Shadow Assassins (2022) is a 2022 Indian action thriller film directed by Nilaanjan Reeta Datta and written by Nilaanjan Reeta Datta, Raaghav Dar and Bhushan Ingole. The film is based on 1990s Secret killings of Assam.

== Plot ==
The story of the film narrates about Nirbhay Kalita. Kalita leaves his home in Guwahati, Assam, with dreams of starting a new chapter in life on a college campus in Pune, Maharashtra.
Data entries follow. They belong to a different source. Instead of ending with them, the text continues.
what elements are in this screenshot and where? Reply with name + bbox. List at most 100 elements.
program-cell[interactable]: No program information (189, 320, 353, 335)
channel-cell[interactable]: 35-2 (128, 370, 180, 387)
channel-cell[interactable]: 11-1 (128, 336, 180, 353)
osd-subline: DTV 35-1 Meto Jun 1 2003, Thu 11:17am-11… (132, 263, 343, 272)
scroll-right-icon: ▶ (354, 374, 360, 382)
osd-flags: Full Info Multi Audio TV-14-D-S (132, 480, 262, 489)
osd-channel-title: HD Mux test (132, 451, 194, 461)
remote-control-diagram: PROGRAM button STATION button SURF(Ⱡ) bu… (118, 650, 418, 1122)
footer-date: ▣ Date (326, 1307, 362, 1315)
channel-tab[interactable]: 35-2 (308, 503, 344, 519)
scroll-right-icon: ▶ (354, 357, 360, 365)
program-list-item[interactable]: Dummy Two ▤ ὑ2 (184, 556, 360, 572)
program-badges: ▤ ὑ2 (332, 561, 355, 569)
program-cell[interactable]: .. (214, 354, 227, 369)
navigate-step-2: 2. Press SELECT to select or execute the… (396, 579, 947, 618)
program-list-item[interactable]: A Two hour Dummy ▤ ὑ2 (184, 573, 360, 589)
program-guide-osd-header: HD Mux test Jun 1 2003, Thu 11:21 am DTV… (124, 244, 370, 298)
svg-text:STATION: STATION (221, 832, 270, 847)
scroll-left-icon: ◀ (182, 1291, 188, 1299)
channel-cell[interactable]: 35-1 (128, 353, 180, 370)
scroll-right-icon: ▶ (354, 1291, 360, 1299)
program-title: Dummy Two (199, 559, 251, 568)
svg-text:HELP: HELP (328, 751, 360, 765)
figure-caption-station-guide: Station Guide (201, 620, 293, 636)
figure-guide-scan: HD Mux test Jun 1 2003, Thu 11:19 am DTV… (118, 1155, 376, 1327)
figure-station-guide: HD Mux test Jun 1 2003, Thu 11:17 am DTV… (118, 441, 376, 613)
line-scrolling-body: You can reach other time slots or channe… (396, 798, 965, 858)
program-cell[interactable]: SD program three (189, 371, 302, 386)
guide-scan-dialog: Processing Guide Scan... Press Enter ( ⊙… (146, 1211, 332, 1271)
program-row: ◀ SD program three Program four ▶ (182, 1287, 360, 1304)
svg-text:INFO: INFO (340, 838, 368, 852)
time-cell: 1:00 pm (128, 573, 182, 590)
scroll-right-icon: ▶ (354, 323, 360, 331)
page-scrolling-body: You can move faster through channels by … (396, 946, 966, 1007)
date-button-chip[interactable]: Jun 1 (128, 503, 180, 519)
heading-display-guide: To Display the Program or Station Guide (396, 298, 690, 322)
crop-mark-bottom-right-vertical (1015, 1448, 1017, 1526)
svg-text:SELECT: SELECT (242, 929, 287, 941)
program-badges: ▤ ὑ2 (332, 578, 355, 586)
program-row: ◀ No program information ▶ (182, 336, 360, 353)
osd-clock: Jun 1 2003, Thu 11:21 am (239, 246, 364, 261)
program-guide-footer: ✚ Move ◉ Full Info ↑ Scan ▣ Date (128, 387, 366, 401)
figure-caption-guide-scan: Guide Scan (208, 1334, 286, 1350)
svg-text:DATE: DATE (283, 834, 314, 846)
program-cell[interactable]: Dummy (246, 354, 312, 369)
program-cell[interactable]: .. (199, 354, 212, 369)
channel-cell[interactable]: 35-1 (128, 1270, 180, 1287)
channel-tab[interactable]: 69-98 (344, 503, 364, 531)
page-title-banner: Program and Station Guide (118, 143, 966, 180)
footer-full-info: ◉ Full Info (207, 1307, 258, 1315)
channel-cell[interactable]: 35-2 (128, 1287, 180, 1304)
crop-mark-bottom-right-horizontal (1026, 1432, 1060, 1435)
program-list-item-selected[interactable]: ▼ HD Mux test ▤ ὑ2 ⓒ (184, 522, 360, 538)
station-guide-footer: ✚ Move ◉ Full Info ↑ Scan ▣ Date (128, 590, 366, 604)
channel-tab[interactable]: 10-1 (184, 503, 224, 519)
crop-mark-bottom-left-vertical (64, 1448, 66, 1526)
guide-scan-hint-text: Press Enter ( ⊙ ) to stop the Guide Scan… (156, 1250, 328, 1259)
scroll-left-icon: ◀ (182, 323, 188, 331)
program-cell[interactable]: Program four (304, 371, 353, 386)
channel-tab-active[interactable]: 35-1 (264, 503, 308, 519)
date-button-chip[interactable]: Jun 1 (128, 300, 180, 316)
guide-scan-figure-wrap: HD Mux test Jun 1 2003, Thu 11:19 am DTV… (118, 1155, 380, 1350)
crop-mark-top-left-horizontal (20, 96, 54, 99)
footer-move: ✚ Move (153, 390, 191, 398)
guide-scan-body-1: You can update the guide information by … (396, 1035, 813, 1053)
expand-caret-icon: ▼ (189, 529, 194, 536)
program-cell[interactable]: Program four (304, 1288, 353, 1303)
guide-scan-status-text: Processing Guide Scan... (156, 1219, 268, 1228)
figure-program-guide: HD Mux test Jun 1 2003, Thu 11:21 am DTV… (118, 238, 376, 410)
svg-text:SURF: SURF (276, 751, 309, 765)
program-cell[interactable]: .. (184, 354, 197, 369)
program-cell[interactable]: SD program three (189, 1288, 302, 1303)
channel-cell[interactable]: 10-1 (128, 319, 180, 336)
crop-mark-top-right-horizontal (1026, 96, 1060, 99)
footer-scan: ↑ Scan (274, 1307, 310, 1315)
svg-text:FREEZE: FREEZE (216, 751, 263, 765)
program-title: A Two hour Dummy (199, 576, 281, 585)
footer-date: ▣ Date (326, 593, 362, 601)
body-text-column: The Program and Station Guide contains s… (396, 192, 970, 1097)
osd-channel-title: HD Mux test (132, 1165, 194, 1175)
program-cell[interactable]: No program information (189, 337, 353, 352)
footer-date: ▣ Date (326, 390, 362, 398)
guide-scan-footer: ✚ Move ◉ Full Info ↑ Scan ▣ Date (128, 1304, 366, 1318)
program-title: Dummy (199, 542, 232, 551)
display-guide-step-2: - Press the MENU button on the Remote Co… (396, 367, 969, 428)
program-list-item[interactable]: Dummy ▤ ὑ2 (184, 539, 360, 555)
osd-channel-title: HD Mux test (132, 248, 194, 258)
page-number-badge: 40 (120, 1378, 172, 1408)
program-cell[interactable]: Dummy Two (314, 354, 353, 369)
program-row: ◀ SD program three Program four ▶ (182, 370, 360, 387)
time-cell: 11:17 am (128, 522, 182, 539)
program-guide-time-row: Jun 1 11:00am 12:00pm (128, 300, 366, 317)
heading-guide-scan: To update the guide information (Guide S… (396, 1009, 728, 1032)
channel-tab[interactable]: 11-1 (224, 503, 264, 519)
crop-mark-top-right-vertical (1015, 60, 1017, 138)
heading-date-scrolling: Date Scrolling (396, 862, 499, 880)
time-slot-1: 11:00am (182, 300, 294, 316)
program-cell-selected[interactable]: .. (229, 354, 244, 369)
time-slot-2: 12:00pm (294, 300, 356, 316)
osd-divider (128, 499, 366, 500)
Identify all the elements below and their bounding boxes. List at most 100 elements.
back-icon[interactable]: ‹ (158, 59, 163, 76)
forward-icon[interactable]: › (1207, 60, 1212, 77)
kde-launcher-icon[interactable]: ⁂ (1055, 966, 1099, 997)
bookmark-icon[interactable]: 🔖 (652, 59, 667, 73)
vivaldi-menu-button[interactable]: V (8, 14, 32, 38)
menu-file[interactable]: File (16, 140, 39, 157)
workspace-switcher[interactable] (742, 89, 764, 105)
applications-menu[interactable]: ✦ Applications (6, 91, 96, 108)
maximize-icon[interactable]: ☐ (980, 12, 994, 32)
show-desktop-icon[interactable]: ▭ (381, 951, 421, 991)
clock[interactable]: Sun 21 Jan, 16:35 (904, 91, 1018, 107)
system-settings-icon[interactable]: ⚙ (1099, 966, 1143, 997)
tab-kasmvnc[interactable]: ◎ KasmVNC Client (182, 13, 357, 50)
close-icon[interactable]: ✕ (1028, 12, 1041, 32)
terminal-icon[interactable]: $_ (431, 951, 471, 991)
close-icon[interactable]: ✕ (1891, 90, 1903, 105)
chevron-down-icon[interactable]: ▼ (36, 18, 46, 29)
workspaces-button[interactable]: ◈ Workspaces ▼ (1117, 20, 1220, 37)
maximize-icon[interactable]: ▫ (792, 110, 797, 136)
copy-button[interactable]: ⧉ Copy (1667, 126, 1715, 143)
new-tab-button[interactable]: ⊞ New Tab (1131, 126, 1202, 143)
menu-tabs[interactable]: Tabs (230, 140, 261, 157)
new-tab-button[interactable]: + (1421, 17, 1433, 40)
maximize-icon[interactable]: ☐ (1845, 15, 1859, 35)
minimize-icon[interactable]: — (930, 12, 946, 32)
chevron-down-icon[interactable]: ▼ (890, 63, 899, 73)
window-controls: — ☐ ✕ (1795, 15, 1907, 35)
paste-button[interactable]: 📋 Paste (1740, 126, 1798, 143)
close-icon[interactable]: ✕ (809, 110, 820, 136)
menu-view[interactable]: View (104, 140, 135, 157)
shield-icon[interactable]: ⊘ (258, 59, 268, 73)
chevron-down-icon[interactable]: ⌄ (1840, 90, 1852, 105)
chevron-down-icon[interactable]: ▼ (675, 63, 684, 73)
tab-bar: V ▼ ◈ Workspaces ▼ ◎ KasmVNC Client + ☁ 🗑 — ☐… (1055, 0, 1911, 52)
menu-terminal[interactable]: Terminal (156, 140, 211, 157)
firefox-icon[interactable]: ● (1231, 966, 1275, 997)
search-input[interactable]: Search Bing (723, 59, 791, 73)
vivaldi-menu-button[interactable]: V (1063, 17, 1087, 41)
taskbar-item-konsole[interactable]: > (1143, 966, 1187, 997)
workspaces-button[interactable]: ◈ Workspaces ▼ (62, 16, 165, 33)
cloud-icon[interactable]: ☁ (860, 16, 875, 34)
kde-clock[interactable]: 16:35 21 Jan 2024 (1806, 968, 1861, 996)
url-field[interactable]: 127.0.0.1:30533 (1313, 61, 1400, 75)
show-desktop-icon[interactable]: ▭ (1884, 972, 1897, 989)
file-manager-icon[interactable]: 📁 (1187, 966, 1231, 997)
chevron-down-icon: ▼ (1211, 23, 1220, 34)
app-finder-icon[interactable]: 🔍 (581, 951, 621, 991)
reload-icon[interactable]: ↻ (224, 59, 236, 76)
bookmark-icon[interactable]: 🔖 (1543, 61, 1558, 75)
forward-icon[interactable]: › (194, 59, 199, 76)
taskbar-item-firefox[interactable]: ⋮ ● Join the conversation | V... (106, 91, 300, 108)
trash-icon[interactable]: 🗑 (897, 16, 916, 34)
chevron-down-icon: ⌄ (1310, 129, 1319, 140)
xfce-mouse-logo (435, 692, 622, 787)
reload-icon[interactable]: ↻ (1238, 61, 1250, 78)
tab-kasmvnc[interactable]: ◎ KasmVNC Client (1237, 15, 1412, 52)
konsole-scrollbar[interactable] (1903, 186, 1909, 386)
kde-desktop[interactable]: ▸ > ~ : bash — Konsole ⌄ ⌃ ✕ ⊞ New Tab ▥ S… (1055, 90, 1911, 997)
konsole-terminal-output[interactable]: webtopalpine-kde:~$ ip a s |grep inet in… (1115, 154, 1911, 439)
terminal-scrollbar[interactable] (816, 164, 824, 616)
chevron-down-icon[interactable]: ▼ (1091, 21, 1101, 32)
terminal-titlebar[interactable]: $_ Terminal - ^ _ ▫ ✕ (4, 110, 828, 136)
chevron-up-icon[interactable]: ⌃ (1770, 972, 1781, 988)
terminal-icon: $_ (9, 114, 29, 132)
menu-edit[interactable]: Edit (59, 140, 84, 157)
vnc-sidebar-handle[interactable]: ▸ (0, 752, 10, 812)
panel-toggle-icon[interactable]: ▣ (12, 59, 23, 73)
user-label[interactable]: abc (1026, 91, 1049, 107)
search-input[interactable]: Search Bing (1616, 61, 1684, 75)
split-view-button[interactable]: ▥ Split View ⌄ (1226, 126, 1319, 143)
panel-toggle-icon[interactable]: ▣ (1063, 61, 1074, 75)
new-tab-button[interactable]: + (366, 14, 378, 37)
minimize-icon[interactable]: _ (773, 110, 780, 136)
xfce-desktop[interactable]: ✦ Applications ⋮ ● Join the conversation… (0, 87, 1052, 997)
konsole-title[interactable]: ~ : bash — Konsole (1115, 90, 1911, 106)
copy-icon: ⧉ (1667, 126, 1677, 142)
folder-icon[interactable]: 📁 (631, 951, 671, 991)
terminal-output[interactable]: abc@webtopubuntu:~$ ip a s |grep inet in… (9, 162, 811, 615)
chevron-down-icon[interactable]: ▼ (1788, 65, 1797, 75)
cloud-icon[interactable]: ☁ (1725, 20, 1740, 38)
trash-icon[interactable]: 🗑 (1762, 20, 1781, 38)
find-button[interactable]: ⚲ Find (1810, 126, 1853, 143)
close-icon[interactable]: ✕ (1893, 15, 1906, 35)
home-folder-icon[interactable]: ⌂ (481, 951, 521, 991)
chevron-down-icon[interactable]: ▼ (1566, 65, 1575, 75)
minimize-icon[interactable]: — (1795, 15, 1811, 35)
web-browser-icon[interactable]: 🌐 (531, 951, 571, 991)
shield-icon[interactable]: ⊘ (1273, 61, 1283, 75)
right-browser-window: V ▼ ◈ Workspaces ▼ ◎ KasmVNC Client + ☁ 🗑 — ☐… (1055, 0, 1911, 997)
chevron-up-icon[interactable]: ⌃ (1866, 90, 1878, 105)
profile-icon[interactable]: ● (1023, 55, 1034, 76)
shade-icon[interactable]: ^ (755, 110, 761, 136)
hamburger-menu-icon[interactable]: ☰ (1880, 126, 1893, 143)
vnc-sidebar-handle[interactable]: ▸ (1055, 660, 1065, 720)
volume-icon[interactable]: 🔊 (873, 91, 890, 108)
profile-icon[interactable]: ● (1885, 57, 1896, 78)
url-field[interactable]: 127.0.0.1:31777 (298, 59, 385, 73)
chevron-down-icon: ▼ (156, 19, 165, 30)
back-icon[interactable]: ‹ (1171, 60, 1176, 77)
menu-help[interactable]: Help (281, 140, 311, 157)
But his life gets stuck in the world of vengeance when his near and dear ones are assassinated.

== Cast ==
- Anurag Sinha as Nirbhay kalita
- Mishti Chakraborty as Rimli Bora
- Hemant Kher as Dr.Dhiren Kalita
- Rakesh Chaturvedi Om as Police Inspector
- Ranjeev lal Baruah as Bhavik
- Monuj Borkotoky as Debojit
- Ranjita Boruah as Puravi Kalita
- Stuti Choudhury as Ratna Kalita
- Bibhuti Bhushan Hazarika as News Editor
- Rohit Kp as Chinmoy
- Soumya Mukherjee as Rishab Banerjee
- KP Sandhu as Neeraj Deka
- Saharsh Kumar Shukla as Kamal Sharma
- Akash Sinha as Mukul
- Violet Nazir Tiwari as Mother

== Release ==
The film was released in theatres on 9 December 2022. The film released in Singapore on 9 February.

== Reception ==
Komal Nahta for "Film Information" wrote "Shadow Assassins is for a thin section of the audience in Assam only, because the story is about happenings in that state. For the rest of the world, there’s precious little in the film. Flop." Pravasi Express wrote "Singaporean actor, KP Sandhu stars in a pivotal role as Neeraj Deka, a ruthless anti-ULFA radical who goes to extreme lengths to hinder the movement. The film’s moving soundtrack by Javed Ali and Ashu Chakraborty has also received international acclaim." Ambar Chatterjee for EastMojo wrote "I watched Shadow Assassins in a practically empty theatre. This brings me to the point that I have raised numerous times before. We have to support our regional cinema and our own stories. If a film like this fails at the box office, it will deter many others from making films on similar subjects or on Assam as a whole."

Anurag Sinha wins Best Actor Award for his portrayal of ‘Nirbhay Kalita’ at New Jersey Indian & International Film Festival and Alternative Film Festival, Toronto in 2023.